ITC is one of the firms of India, the wet dream for anyone who’s in the industrial branches, one who sees massive dreams go into the 1.5L stipend and aspirations with the Day-1 hopes, and one which breaks hundreds of them. This summer, I worked at ITC as an intern, which I landed through the fabled internship season. Being a firm that focuses most of its energy in various industries, ITC values any talent in tech that it can acquire from any source.
ITC follows a three step recruitment procedure in the internship:
Resume Shortlisting: The company gets our pretty resumes from over Channeli, which it processes and shortlists. The exact criteria, while unknown, probably involves CGPA and projects to a large extent. People with projects in core groups are abundant in the shortlisted candidates, though many with coding projects are also shortlisted.
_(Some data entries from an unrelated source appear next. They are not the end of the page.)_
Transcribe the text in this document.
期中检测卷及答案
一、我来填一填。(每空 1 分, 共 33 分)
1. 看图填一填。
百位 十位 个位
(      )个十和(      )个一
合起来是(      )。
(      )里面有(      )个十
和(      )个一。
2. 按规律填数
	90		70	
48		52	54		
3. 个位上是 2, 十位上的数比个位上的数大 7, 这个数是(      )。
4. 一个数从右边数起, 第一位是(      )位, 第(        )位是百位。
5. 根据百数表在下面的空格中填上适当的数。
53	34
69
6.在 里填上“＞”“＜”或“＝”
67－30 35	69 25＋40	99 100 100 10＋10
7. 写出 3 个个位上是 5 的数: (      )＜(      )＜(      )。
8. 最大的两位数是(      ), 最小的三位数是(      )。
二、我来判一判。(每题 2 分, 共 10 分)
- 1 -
Group Discussion: With our extremely chill and not-at-all stressful Online™ internship season, the GDs faced an online touch as well. We were given topics which involved choosing a person out of a group to become a leader/to get company benefits (depending on group to group), then asked to speak up individually in an order on which person we choose and to justify it. The format has reverted to the traditional GD format this year, though. The standard tips for GDs apply: one must stay to the point and be clear with what they’re saying. Very importantly, the choice one makes must be justifiable in more than we should do what the system says we should.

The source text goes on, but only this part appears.